Worse than Useless

Worse than useless

That traditional English phrase might appear tautological on second thoughts;  after all, what can be worse than being useless? 

Online “estate agents”.

The inverted commas are there for very good reasons (don’t do it with fingers in the air please).  They’re not estate agents in the colloquial sense. They lack offices and window displays and particularly, they lack enough resources to perform the function of an estate agent.

There is of course a growing expectation that this business model will capture something like half the UK residential market within 5 years.  The same was said 30 years ago when banks, building societies and insurance companies bought into estate agency chains.  We’re still here;  most of them are not.

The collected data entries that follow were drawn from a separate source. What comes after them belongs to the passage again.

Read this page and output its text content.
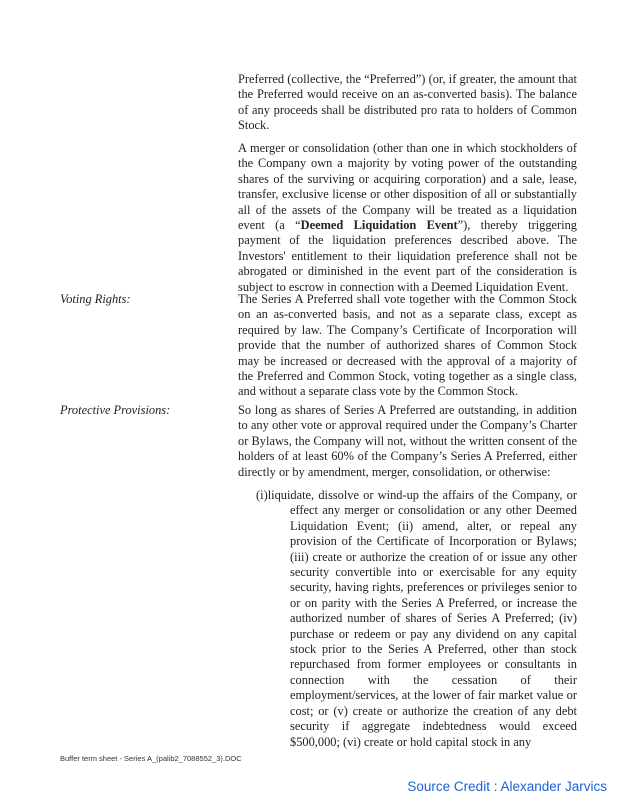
Preferred (collective, the “Preferred”) (or, if greater, the amount that the Preferred would receive on an as-converted basis). The balance of any proceeds shall be distributed pro rata to holders of Common Stock.

A merger or consolidation (other than one in which stockholders of the Company own a majority by voting power of the outstanding shares of the surviving or acquiring corporation) and a sale, lease, transfer, exclusive license or other disposition of all or substantially all of the assets of the Company will be treated as a liquidation event (a “Deemed Liquidation Event”), thereby triggering payment of the liquidation preferences described above. The Investors' entitlement to their liquidation preference shall not be abrogated or diminished in the event part of the consideration is subject to escrow in connection with a Deemed Liquidation Event.

Voting Rights:	The Series A Preferred shall vote together with the Common Stock on an as-converted basis, and not as a separate class, except as required by law. The Company’s Certificate of Incorporation will provide that the number of authorized shares of Common Stock may be increased or decreased with the approval of a majority of the Preferred and Common Stock, voting together as a single class, and without a separate class vote by the Common Stock.

Protective Provisions:	So long as shares of Series A Preferred are outstanding, in addition to any other vote or approval required under the Company’s Charter or Bylaws, the Company will not, without the written consent of the holders of at least 60% of the Company’s Series A Preferred, either directly or by amendment, merger, consolidation, or otherwise:

(i)liquidate, dissolve or wind-up the affairs of the Company, or effect any merger or consolidation or any other Deemed Liquidation Event; (ii) amend, alter, or repeal any provision of the Certificate of Incorporation or Bylaws; (iii) create or authorize the creation of or issue any other security convertible into or exercisable for any equity security, having rights, preferences or privileges senior to or on parity with the Series A Preferred, or increase the authorized number of shares of Series A Preferred; (iv) purchase or redeem or pay any dividend on any capital stock prior to the Series A Preferred, other than stock repurchased from former employees or consultants in connection with the cessation of their employment/services, at the lower of fair market value or cost; or (v) create or authorize the creation of any debt security if aggregate indebtedness would exceed $500,000; (vi) create or hold capital stock in any

Buffer term sheet - Series A_(palib2_7088552_3).DOC
Source Credit : Alexander Jarvics
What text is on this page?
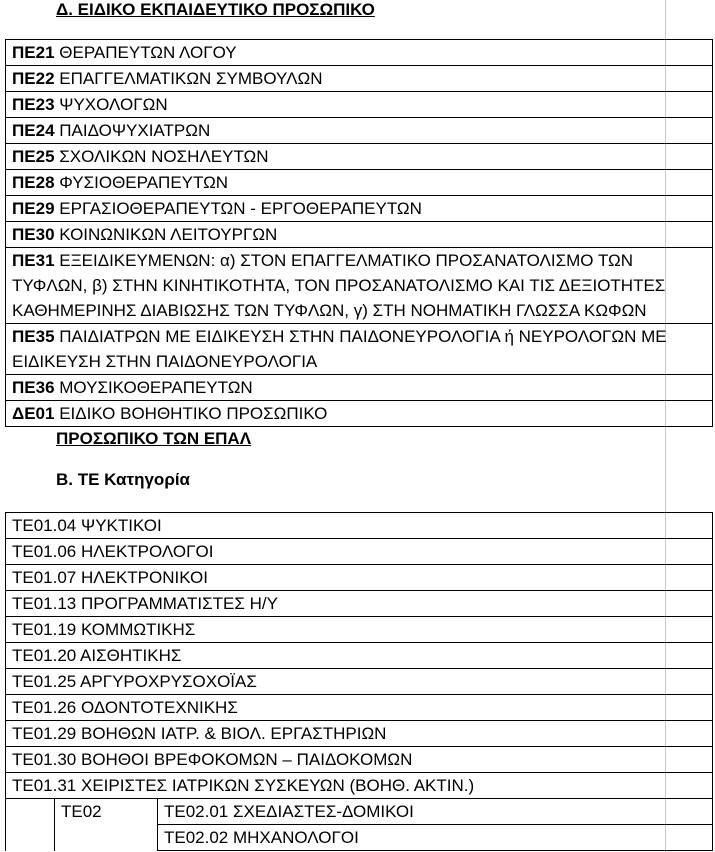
Δ. ΕΙΔΙΚΟ ΕΚΠΑΙΔΕΥΤΙΚΟ ΠΡΟΣΩΠΙΚΟ
ΠΕ21 ΘΕΡΑΠΕΥΤΩΝ ΛΟΓΟΥ
ΠΕ22 ΕΠΑΓΓΕΛΜΑΤΙΚΩΝ ΣΥΜΒΟΥΛΩΝ
ΠΕ23 ΨΥΧΟΛΟΓΩΝ
ΠΕ24 ΠΑΙΔΟΨΥΧΙΑΤΡΩΝ
ΠΕ25 ΣΧΟΛΙΚΩΝ ΝΟΣΗΛΕΥΤΩΝ
ΠΕ28 ΦΥΣΙΟΘΕΡΑΠΕΥΤΩΝ
ΠΕ29 ΕΡΓΑΣΙΟΘΕΡΑΠΕΥΤΩΝ - ΕΡΓΟΘΕΡΑΠΕΥΤΩΝ
ΠΕ30 ΚΟΙΝΩΝΙΚΩΝ ΛΕΙΤΟΥΡΓΩΝ
ΠΕ31 ΕΞΕΙΔΙΚΕΥΜΕΝΩΝ: α) ΣΤΟΝ ΕΠΑΓΓΕΛΜΑΤΙΚΟ ΠΡΟΣΑΝΑΤΟΛΙΣΜΟ ΤΩΝ ΤΥΦΛΩΝ, β) ΣΤΗΝ ΚΙΝΗΤΙΚΟΤΗΤΑ, ΤΟΝ ΠΡΟΣΑΝΑΤΟΛΙΣΜΟ ΚΑΙ ΤΙΣ ΔΕΞΙΟΤΗΤΕΣ ΚΑΘΗΜΕΡΙΝΗΣ ΔΙΑΒΙΩΣΗΣ ΤΩΝ ΤΥΦΛΩΝ, γ) ΣΤΗ ΝΟΗΜΑΤΙΚΗ ΓΛΩΣΣΑ ΚΩΦΩΝ
ΠΕ35 ΠΑΙΔΙΑΤΡΩΝ ΜΕ ΕΙΔΙΚΕΥΣΗ ΣΤΗΝ ΠΑΙΔΟΝΕΥΡΟΛΟΓΙΑ ή ΝΕΥΡΟΛΟΓΩΝ ΜΕ ΕΙΔΙΚΕΥΣΗ ΣΤΗΝ ΠΑΙΔΟΝΕΥΡΟΛΟΓΙΑ
ΠΕ36 ΜΟΥΣΙΚΟΘΕΡΑΠΕΥΤΩΝ
ΔΕ01 ΕΙΔΙΚΟ ΒΟΗΘΗΤΙΚΟ ΠΡΟΣΩΠΙΚΟ
ΠΡΟΣΩΠΙΚΟ ΤΩΝ ΕΠΑΛ
Β. ΤΕ Κατηγορία
ΤΕ01.04 ΨΥΚΤΙΚΟΙ
ΤΕ01.06 ΗΛΕΚΤΡΟΛΟΓΟΙ
ΤΕ01.07 ΗΛΕΚΤΡΟΝΙΚΟΙ
ΤΕ01.13 ΠΡΟΓΡΑΜΜΑΤΙΣΤΕΣ Η/Υ
ΤΕ01.19 ΚΟΜΜΩΤΙΚΗΣ
ΤΕ01.20 ΑΙΣΘΗΤΙΚΗΣ
ΤΕ01.25 ΑΡΓΥΡΟΧΡΥΣΟΧΟΪΑΣ
ΤΕ01.26 ΟΔΟΝΤΟΤΕΧΝΙΚΗΣ
ΤΕ01.29 ΒΟΗΘΩΝ ΙΑΤΡ. & ΒΙΟΛ. ΕΡΓΑΣΤΗΡΙΩΝ
ΤΕ01.30 ΒΟΗΘΟΙ ΒΡΕΦΟΚΟΜΩΝ – ΠΑΙΔΟΚΟΜΩΝ
ΤΕ01.31 ΧΕΙΡΙΣΤΕΣ ΙΑΤΡΙΚΩΝ ΣΥΣΚΕΥΩΝ (ΒΟΗΘ. ΑΚΤΙΝ.)
	ΤΕ02	ΤΕ02.01 ΣΧΕΔΙΑΣΤΕΣ-ΔΟΜΙΚΟΙ
ΤΕ02.02 ΜΗΧΑΝΟΛΟΓΟΙ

There is not usually too much difficulty in finding someone who will agree to buy a property and the internet has made marketing a relatively simple proposition (assuming one has access to the major property portals to list it).  The key, as it always was and always will be, is what we call sales progression.  It’s getting the deal over the line, continually chasing progress, liaising between parties and their solicitors, lenders, brokers, surveyors and removal men.  It takes hours. We have staff who do little else. So do our competent competitors.

As a result we (and our competent competitors) have a low rate of fall-throughs (when a deal falls out of bed or collapses).  One of my peers told me last week that he’d checked on a prominent online agent, and found they had a relatively short marketing time, i.e. were “selling” quite fast, but a very high abortive rate.

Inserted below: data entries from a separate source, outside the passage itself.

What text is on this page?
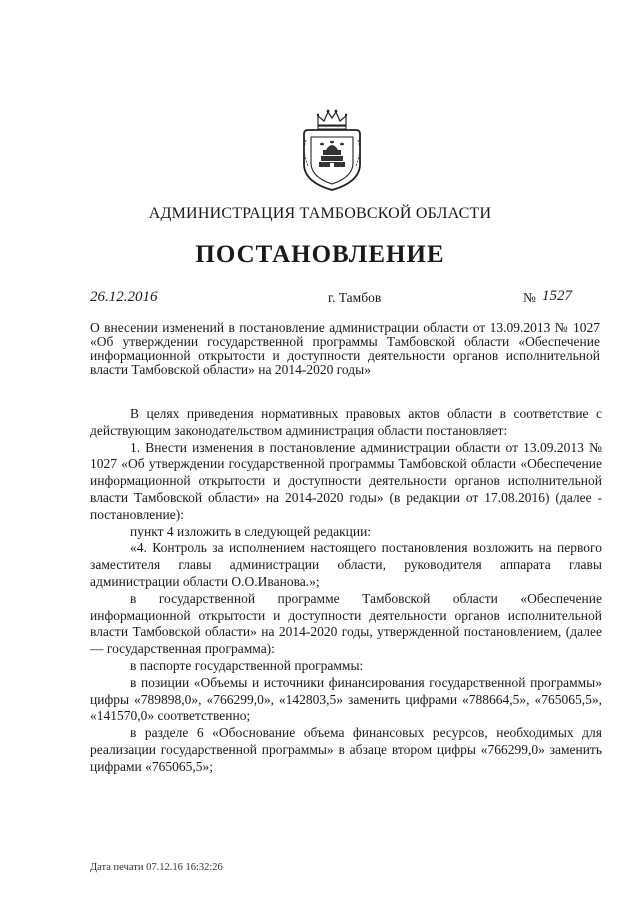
АДМИНИСТРАЦИЯ ТАМБОВСКОЙ ОБЛАСТИ
ПОСТАНОВЛЕНИЕ
26.12.2016	г. Тамбов	№ 1527
О внесении изменений в постановление администрации области от 13.09.2013 № 1027 «Об утверждении государственной программы Тамбовской области «Обеспечение информационной открытости и доступности деятельности органов исполнительной власти Тамбовской области» на 2014-2020 годы»

В целях приведения нормативных правовых актов области в соответствие с действующим законодательством администрация области постановляет:

1. Внести изменения в постановление администрации области от 13.09.2013 № 1027 «Об утверждении государственной программы Тамбовской области «Обеспечение информационной открытости и доступности деятельности органов исполнительной власти Тамбовской области» на 2014-2020 годы» (в редакции от 17.08.2016) (далее - постановление):

пункт 4 изложить в следующей редакции:

«4. Контроль за исполнением настоящего постановления возложить на первого заместителя главы администрации области, руководителя аппарата главы администрации области О.О.Иванова.»;

в государственной программе Тамбовской области «Обеспечение информационной открытости и доступности деятельности органов исполнительной власти Тамбовской области» на 2014-2020 годы, утвержденной постановлением, (далее — государственная программа):

в паспорте государственной программы:

в позиции «Объемы и источники финансирования государственной программы» цифры «789898,0», «766299,0», «142803,5» заменить цифрами «788664,5», «765065,5», «141570,0» соответственно;

в разделе 6 «Обоснование объема финансовых ресурсов, необходимых для реализации государственной программы» в абзаце втором цифры «766299,0» заменить цифрами «765065,5»;

Дата печати 07.12.16 16:32:26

It’s obvious to me, thinking about it.  They’re not vetting offerors fully, hence the short marketing.  They’re wholly inadequate at chasing sales progression, so deals fall through.  We have first-hand experience of all of this and like some of our peers, we have been in chains where we’ve had to go below an online agent in the chain in order to get our client’s deal over the line.   In other words, we’ve done their job for them. 

In my surveying job, I dread being told that a property I’m to inspect is handled by any of these firms.  Information is minimal, response slow and numb and follow-up non-existent. 

Buyers to whom I’ve spoken hate them.  One told me that it took 3 weeks for the “agent” to send the sale notification letters to solicitors, without which nothing starts to happen.  Ultimately, there’s one simple, fundamental principle behind all these shortcomings and ironically it lies in the great USP;  pay no commission.  Pay a flat fee, upfront, non-returnable.  Maybe pay a bit extra for the bells and whistles like accompanied viewings and so on, but pay an apparently modest amount upfront and owe no more. 

Upfront.

Our traditional model has always been predicated on commission, a percentage of the sale price, due on exchange of contracts but in practice paid after completion.  If you don’t sell, we don’t get paid. 

Which model is likely to keep the agent interested?

To return to my premise;  worse than useless, because all the hyperbole and massive advertising clearly makes the house seller believe that they can get a full estate agency service for less money and by the time the omissions and shortfalls are identifiable it’s too late.

Do consumers pick dentists on price alone?  Why do consumers entrust the biggest single financial transaction of their lives to a kid working from his mam’s back bedroom?